We skip VMs whose n_used_mmu_pages is not zero and try to shrink others:
in other words we try to shrink empty ones by mistake.

This patch reverses the logic so that mmu_shrink() can free pages from
the first VM whose n_used_mmu_pages is not zero.  Note that we also add
comments explaining the role of nr_to_scan which is not practically
important now, hoping this will be improved in the future.

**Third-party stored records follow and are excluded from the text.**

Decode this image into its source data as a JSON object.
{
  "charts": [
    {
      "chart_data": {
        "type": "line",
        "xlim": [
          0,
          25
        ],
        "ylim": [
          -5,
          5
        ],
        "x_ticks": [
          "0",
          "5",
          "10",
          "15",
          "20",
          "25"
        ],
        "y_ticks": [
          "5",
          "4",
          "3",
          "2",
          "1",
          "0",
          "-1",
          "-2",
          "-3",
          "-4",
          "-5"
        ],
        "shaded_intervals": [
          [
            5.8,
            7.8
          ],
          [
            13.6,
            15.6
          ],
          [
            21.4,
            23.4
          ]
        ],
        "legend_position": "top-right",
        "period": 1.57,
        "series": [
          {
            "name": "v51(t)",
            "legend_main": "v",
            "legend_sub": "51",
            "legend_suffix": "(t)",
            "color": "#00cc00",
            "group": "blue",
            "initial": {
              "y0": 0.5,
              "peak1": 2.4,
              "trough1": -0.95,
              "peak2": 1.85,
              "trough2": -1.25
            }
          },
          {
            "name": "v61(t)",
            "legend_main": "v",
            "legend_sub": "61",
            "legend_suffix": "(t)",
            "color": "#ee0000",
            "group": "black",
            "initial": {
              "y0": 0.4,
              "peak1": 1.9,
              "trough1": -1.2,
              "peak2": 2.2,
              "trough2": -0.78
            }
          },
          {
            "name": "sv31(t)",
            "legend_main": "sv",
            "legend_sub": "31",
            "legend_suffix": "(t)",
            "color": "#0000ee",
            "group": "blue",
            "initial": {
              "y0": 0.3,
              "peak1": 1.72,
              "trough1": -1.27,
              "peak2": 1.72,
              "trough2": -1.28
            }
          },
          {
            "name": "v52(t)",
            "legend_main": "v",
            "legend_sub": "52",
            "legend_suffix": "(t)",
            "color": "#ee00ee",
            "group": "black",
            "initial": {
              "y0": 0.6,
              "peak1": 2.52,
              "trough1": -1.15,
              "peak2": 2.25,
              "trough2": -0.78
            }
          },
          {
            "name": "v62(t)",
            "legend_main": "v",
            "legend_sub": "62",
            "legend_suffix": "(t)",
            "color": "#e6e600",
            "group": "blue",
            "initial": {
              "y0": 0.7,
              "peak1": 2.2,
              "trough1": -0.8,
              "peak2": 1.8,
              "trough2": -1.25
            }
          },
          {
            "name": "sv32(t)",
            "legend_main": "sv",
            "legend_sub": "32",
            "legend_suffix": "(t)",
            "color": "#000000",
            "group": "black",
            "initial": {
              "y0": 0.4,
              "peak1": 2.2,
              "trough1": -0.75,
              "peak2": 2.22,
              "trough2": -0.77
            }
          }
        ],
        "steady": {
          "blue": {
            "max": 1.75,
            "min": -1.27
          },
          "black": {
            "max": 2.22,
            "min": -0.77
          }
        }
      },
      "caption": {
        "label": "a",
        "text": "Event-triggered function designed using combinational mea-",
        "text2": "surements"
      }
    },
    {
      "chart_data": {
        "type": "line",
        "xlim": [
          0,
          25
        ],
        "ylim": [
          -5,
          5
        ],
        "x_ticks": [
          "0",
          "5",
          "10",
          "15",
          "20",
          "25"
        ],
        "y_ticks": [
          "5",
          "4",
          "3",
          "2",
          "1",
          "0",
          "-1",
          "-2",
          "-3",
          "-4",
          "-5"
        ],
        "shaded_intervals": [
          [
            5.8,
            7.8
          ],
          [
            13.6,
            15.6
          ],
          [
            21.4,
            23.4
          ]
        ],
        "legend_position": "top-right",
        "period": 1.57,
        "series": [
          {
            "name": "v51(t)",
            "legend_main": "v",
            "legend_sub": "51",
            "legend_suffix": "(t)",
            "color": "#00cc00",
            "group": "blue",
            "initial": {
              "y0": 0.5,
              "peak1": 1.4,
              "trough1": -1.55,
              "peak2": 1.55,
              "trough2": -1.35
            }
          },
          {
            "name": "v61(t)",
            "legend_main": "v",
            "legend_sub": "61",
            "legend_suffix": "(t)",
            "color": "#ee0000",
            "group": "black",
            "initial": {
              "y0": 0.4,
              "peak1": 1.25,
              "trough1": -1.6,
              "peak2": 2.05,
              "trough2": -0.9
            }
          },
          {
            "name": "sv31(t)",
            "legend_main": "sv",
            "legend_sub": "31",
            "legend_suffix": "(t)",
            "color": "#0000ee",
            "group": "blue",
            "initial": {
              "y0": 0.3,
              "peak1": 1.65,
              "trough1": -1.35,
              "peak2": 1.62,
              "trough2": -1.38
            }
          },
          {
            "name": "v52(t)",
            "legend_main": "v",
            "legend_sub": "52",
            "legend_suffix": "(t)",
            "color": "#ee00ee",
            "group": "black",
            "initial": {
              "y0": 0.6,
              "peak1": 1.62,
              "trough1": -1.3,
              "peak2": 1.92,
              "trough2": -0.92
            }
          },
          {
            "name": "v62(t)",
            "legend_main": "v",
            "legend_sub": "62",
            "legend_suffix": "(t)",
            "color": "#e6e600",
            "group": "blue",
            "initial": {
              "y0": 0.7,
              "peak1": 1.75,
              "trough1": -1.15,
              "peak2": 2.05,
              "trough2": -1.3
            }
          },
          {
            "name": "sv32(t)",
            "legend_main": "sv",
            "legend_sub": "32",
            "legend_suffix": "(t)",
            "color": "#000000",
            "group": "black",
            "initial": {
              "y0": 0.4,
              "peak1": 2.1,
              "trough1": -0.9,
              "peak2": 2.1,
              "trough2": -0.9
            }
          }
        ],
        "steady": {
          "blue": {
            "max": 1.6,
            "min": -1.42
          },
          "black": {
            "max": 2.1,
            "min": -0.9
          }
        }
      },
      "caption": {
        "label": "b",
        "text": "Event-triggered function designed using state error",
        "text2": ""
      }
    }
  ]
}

Signed-off-by: Takuya Yoshikawa <yoshikawa.takuya@oss.ntt.co.jp>
Cc: Gleb Natapov <gleb@redhat.com>
Signed-off-by: Avi Kivity <avi@redhat.com>
arch/x86/kvm/mmu.c

index 01ca004..7fbd0d2 100644 (file)
@@ -4113,16 +4113,21 @@ static int mmu_shrink(struct shrinker *shrink, struct shrink_control *sc)
                LIST_HEAD(invalid_list);
 
                /*
+                * Never scan more than sc->nr_to_scan VM instances.
+                * Will not hit this condition practically since we do not try
+                * to shrink more than one VM and it is very unlikely to see
+                * !n_used_mmu_pages so many times.
+                */
+               if (!nr_to_scan--)
+                       break;
+               /*
                 * n_used_mmu_pages is accessed without holding kvm->mmu_lock
                 * here. We may skip a VM instance errorneosly, but we do not
                 * want to shrink a VM that only started to populate its MMU
                 * anyway.
                 */
-               if (kvm->arch.n_used_mmu_pages > 0) {
-                       if (!nr_to_scan--)
-                               break;
+               if (!kvm->arch.n_used_mmu_pages)
                        continue;
-               }
 
                idx = srcu_read_lock(&kvm->srcu);
                spin_lock(&kvm->mmu_lock);